Гауну тогда было всего тринадцать лет; до этого он думал, что его ни за какие деньги, даже силком не затащить на бал Котильонного клуба. Но он рассказывал, что он уже столько всего насмотрелся, что теперь ему необходимо было попасть туда и поглядеть, что там еще может произойти, хотя он и не мог себе представить, что еще может случиться на обыкновенном балу.
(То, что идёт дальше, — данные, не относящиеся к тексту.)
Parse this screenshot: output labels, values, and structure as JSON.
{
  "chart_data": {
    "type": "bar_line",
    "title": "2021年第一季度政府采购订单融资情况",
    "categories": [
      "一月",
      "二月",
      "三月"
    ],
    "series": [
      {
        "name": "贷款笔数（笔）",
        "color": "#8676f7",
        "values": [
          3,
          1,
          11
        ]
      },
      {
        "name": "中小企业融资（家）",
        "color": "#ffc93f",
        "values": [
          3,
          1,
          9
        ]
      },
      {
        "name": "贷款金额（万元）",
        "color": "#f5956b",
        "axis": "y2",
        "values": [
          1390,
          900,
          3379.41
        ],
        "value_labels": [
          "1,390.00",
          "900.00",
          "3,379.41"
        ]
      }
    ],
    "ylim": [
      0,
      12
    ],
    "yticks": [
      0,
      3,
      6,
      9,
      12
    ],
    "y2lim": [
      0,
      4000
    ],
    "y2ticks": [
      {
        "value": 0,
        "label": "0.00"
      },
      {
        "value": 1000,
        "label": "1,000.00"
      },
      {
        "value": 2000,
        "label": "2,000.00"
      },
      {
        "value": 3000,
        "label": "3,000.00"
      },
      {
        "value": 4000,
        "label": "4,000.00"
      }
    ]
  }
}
И вот он надел свой парадный синий костюм и стал смотреть, как мама, вся завитая, в бабушкиных бриллиантовых серьгах, требовала у отца, чтобы он ей сказал, какой из четырех букетов взять с собой: тот, что он ей преподнес, или выбрать из остальных трех тот, что больше шел к ее платью; потом Гаун зашел в комнату к дяде Гэвину, и тот достал такой же белый галстук, какой был на нем, и завязал его бабочкой на Гауне, вдел ему цветок в петлицу, и все спустились вниз, где уже ждал экипаж, и поехали по холоду до площади, к оперному театру, куда уже подъезжали другие экипажи или изредка автомобили, и оттуда выходили гости, – расфуфыренные, завитые, надушенные, в шалях, серьгах, в длинных белых перчатках, как моя мама, или во фраках, крахмальных рубашках и белых галстуках, только вчера подстриженные, как отец и дядя Гэвин, или в таком же белом галстуке, как сам Гаун, а зеваки, и негры, и белые мальчишки толпились у дверей, дожидаясь, пока заиграет оркестр.
Дирижировал профессор Хэнди с Билл-стрит, из Мемфиса. Его оркестр играл на всех балах в Северном Миссисипи, и Гаун рассказывал, что весь зал был убран по-рождественски, а дамы из Котильонного клуба со своими кавалерами стояли в ряд, принимая гостей. Он говорил, что запах цветов чувствовался уже внизу, на лестнице, и когда входили в бальный зал, казалось, что этот запах становился виден, как туман над болотом в холодное утро. И он рассказывал, что мистер Сноупс тоже был там, во фраке, взятом напрокат, и, наверно, весь Джефферсон сначала думал, что этот взятый напрокат фрак – просто отпечаток, след того, второго шага, который он сделал, и только потом все поняли, что этот фрак был вовсе не след, как водонапорная башня была вовсе не памятник: это был красный флажок. Нет: это был предупредительный знак на повороте у железнодорожного полотна, означающий: берегись поезда!